Low-flux scanning electron diffraction reveals substructures inside the ordered membrane domain

Ordered/disordered phase separation occurring in bio-membranes has piqued researchers’ interest because these ordered domains, called lipid rafts, regulate important biological functions. The structure of the ordered domain has been examined with artificial membranes, which undergo macroscopic ordered/disordered phase separation. However, owing to technical difficulties, the local structure inside ordered domains remains unknown. In this study, we employed electron diffraction to examine the packing structure of the lipid carbon chains in the ordered domain.
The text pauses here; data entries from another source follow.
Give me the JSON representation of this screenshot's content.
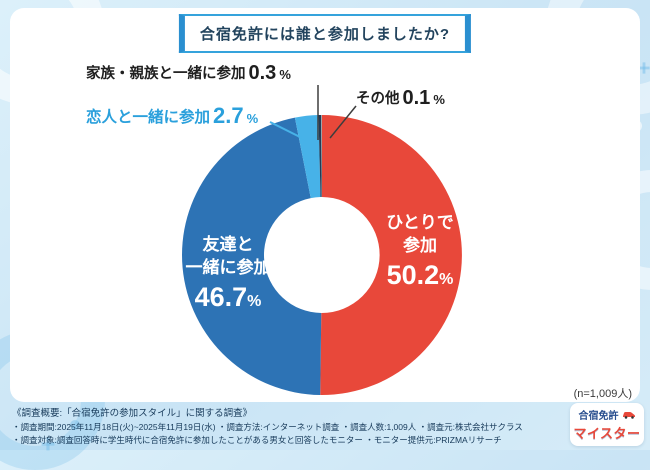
{
  "page": {
    "background": "#cde6f6",
    "panel": "#ffffff",
    "accent_blue": "#2a8fd0"
  },
  "header": {
    "title": "合宿免許には誰と参加しましたか?"
  },
  "chart_data": {
    "type": "pie",
    "donut": true,
    "title": "合宿免許には誰と参加しましたか?",
    "unit": "%",
    "start_angle_deg": 0,
    "direction": "clockwise",
    "segments": [
      {
        "label": "ひとりで参加",
        "value": 50.2,
        "color": "#e8483a"
      },
      {
        "label": "友達と一緒に参加",
        "value": 46.7,
        "color": "#2d73b5"
      },
      {
        "label": "恋人と一緒に参加",
        "value": 2.7,
        "color": "#47b2e8"
      },
      {
        "label": "家族・親族と一緒に参加",
        "value": 0.3,
        "color": "#233a54"
      },
      {
        "label": "その他",
        "value": 0.1,
        "color": "#9aa0a6"
      }
    ],
    "sample_note": "(n=1,009人)"
  },
  "labels": {
    "alone": {
      "name": "ひとりで\n参加",
      "value": "50.2",
      "unit": "%"
    },
    "friends": {
      "name": "友達と\n一緒に参加",
      "value": "46.7",
      "unit": "%"
    },
    "partner": {
      "name": "恋人と一緒に参加",
      "value": "2.7",
      "unit": "%"
    },
    "family": {
      "name": "家族・親族と一緒に参加",
      "value": "0.3",
      "unit": "%"
    },
    "other": {
      "name": "その他",
      "value": "0.1",
      "unit": "%"
    }
  },
  "footer": {
    "line1": "《調査概要:「合宿免許の参加スタイル」に関する調査》",
    "line2": "・調査期間:2025年11月18日(火)~2025年11月19日(水) ・調査方法:インターネット調査 ・調査人数:1,009人 ・調査元:株式会社サクラス",
    "line3": "・調査対象:調査回答時に学生時代に合宿免許に参加したことがある男女と回答したモニター ・モニター提供元:PRIZMAリサーチ"
  },
  "logo": {
    "line1": "合宿免許",
    "line2": "マイスター"
  }
}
First, we prepared dehydrated monolayer samples using a rapid-freezing and sublimation protocol, which attenuates the shrinkage of the chain-packing lattice in the dehydration process. Then, we optimised the electron flux to minimise beam damage to the monolayer sample. Finally, we developed low-flux scanning electron diffraction and assessed the chain packing structure inside the ordered domain formed in a distearoylphosphatidylcholine/dioleoylphosphatidylcholine binary monolayer. Consequently, we discovered that the ordered domain contains multiple subdomains with different crystallographic axes. Moreover, the size of the subdomain is larger in the domain centre than that near the phase boundary. To our knowledge, this is the first study to reveal the chain packing structures inside an ordered domain.